Lean on: how to accept help

starhelp1You are struggling to get a piece of work or a task finished in time and a friend or colleague offers to help you out.

You say no thanks, I’m fine. Or someone who knows you have a lot on at the moment offers to do more than their share of the school run. You say I can still do my bit, thanks.

Someone offers to cook the meal (oh how we wish) because you’ve had a tiring day. I can manage, you say through gritted teeth. Just pour me a large glass of wine…

This type of exchange leaves you feeling a bit nettled and makes the person who offered to help feel rebuffed.

Why we find it hard to accept offers of help

It could be a matter of pride. We think that if we accept a favour, such as an offer to help with a work project, or with choosing a gift for someone, or with arranging an event, we are acknowledging that we can’t do it ourselves. You might see accepting help as a sign of weakness. Or perhaps you are wary of becoming indebted to the person who is helping you.

There may be particular contexts in which you find it difficult to let people help you. Perhaps you can rope in loads of people to help when it comes to raising funds for charity, or arranging a special event for a friend or family member, but find it hard to accept help in your personal life.

Accepting is strong and smart

Allowing someone to help you does not mean that you are declaring your incompetence, your inability to act independently, your total uselessness and your need for support in every aspect of your life. It means that you can make good choices about sharing time and expertise. Your sense of self-worth is not based on being able to do everything yourself.

Giving and receiving help is part of our healthy relationships with each other. Being able to give but not take is as limiting and damaging as being able to take but not give. Allowing someone to help you makes them feel good. You might have done it with youngsters, who enjoyed ‘helping’ you with tasks. Well, you can do the same in your grown-up life, but without the element of pretence.

Gender-blind acceptance

Imagine that you, a person of female gender, are travelling on a crowded bus, tube, train, whatever. You are standing because all the seats are taken. You may or may not be obviously pregnant, be laden with packages and parcels, be young, be not so young, be wearing knock-them-dead heels or be wearing sensible flatties. The details are not important. A person of male gender offers you a seat.

Now there are a number of possible responses. You might think one or more of the following:

  • Do I look as if I can’t stand up?
  • I must be looking really old. Better get a new lip gloss.
  • How patronising.
  • Why did he pick on me?
  • Hasn’t he heard of equality?
  • Is this why we fought for the right to vote and own our own houses?

Before we continue, let’s pause and hope that you did not actually say any of the above. But your rejection of the offer, however you put it, may sound abrupt and dismissive. The consequence of this is that the person may feel rebuffed and decide not to make that kind of offer in the future. The result is a little blow to the cause of human connection, a little dent in the confidence we need to help us interact generously and thoughtfully.

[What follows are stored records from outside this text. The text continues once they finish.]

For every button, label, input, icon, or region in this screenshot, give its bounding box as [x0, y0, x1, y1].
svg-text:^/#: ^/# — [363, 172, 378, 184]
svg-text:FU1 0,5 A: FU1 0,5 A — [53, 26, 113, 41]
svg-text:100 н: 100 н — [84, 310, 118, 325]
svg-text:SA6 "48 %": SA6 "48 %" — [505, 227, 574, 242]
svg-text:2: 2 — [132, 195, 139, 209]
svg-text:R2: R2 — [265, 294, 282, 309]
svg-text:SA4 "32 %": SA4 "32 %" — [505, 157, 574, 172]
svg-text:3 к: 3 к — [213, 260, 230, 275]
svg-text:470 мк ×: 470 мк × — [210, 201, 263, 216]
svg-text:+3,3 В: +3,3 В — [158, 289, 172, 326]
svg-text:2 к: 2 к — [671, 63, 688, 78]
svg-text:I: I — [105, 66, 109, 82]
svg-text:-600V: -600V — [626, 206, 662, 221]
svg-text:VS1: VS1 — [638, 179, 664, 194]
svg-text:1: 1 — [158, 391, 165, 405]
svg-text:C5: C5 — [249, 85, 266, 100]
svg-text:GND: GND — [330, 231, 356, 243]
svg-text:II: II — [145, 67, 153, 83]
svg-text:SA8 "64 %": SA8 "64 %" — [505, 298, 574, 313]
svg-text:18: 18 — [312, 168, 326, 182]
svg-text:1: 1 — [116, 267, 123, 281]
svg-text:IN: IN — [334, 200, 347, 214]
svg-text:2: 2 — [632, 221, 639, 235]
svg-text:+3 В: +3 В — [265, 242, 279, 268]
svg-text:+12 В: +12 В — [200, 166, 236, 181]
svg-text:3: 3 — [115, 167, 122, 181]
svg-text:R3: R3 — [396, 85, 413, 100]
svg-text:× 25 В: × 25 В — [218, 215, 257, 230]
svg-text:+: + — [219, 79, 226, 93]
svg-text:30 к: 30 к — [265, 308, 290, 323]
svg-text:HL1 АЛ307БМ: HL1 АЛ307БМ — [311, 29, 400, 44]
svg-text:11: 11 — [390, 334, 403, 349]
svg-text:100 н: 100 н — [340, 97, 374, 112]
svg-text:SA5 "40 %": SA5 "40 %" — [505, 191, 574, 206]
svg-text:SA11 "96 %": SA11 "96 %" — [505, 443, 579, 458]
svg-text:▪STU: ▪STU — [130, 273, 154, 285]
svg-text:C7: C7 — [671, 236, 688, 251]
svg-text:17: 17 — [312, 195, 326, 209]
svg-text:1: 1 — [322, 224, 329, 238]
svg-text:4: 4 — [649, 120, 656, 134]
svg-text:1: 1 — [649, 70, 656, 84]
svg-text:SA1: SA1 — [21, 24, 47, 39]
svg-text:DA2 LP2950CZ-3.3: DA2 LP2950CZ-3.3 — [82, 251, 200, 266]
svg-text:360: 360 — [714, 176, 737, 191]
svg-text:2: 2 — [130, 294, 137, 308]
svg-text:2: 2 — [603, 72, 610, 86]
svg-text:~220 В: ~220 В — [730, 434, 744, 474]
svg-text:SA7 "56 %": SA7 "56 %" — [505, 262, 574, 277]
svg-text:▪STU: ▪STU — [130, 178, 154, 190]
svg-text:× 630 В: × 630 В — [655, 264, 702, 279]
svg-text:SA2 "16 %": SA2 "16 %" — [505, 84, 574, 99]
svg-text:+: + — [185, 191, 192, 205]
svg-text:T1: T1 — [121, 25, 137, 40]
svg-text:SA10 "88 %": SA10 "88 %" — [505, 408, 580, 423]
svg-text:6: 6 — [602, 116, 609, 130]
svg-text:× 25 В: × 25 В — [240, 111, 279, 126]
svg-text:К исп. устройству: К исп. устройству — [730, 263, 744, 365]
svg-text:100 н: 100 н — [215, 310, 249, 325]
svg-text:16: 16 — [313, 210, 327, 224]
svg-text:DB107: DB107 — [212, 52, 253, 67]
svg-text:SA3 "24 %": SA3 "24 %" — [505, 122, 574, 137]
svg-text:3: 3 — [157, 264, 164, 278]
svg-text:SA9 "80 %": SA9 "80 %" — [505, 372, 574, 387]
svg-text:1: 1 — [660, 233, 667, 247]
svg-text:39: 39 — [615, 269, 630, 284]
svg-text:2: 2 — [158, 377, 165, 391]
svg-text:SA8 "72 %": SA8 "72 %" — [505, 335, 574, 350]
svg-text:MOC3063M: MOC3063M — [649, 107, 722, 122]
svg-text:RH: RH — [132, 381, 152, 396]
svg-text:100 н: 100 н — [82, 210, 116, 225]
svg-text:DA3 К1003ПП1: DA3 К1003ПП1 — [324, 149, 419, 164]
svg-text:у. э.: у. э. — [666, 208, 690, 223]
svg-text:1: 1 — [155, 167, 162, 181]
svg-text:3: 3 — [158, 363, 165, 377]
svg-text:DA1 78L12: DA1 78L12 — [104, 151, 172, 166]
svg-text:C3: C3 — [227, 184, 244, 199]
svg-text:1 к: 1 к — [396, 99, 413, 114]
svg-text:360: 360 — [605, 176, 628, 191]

On the other hand, you could recognise that someone, a fellow person, is being a thoughtful, kind, human being, and say thank you. The consequence is a boost for human interaction, and the result could be more far-reaching than you will ever know.

And just imagine that there travelling right beside you is a young person, one who is just finding his way in the world of grown-up communication. What a good model this positive encounter will provide for our YP, who will see that offering and accepting help graciously enhances our public lives and relationships.

Acknowledge small public courtesies

The same principle can apply when someone opens a door for you, or moves out of your way in the street or corridor. People who make these gestures of consideration are showing sensitivity to the rhythms and waves of movements in shared spaces.

There is no rule that says you have to hold the door open as you leave a shop, for example, so that the person right behind you can come through. There is no rule that says you have to move out of the way if you are walking much more slowly than the person behind you. But it’s nice when people do these things. And it’s nice to thank them.

The first thing is to notice it, to be aware of the actions of those who share our space, if only fleetingly. The second thing is to acknowledge the gesture. You could say thank you, you could give a brief smile and a nod. These are the little interactions which oil the wheels of communication.

How to turn down an offer of help

  • Assume that the offer is genuine and that the person has no intention of belittling or criticising you.
  • Thank them for it.
  • Say something like:
  • I appreciate the offer, but I won’t be taking it up right now.
  • Thanks for offering, but I’m happy with the arrangements I’ve made.
  • Not now, thanks, but I’d like to come back you if/when…
  • That’s a nice offer, but I feel it’s all in hand.
  • Thanks, but no.
  • Smile.
  • Speak in a friendly tone.

How to deal with a dodgy offer of help

You might spot a hidden agenda behind the offer. Someone might be trying to shake your confidence in your own ability, or have some other ulterior motive.

Call their bluff by asking why they think you need help:

Thanks, but I think I can finish it/pay for it/do it/arrange it by myself. (Pause) What is it that makes you think I can’t?

Lean on me, said Bill Withers. Lean on me when you’re not strong, for it won’t be long till I’m gonna need somebody to lean on. You got it, Bill.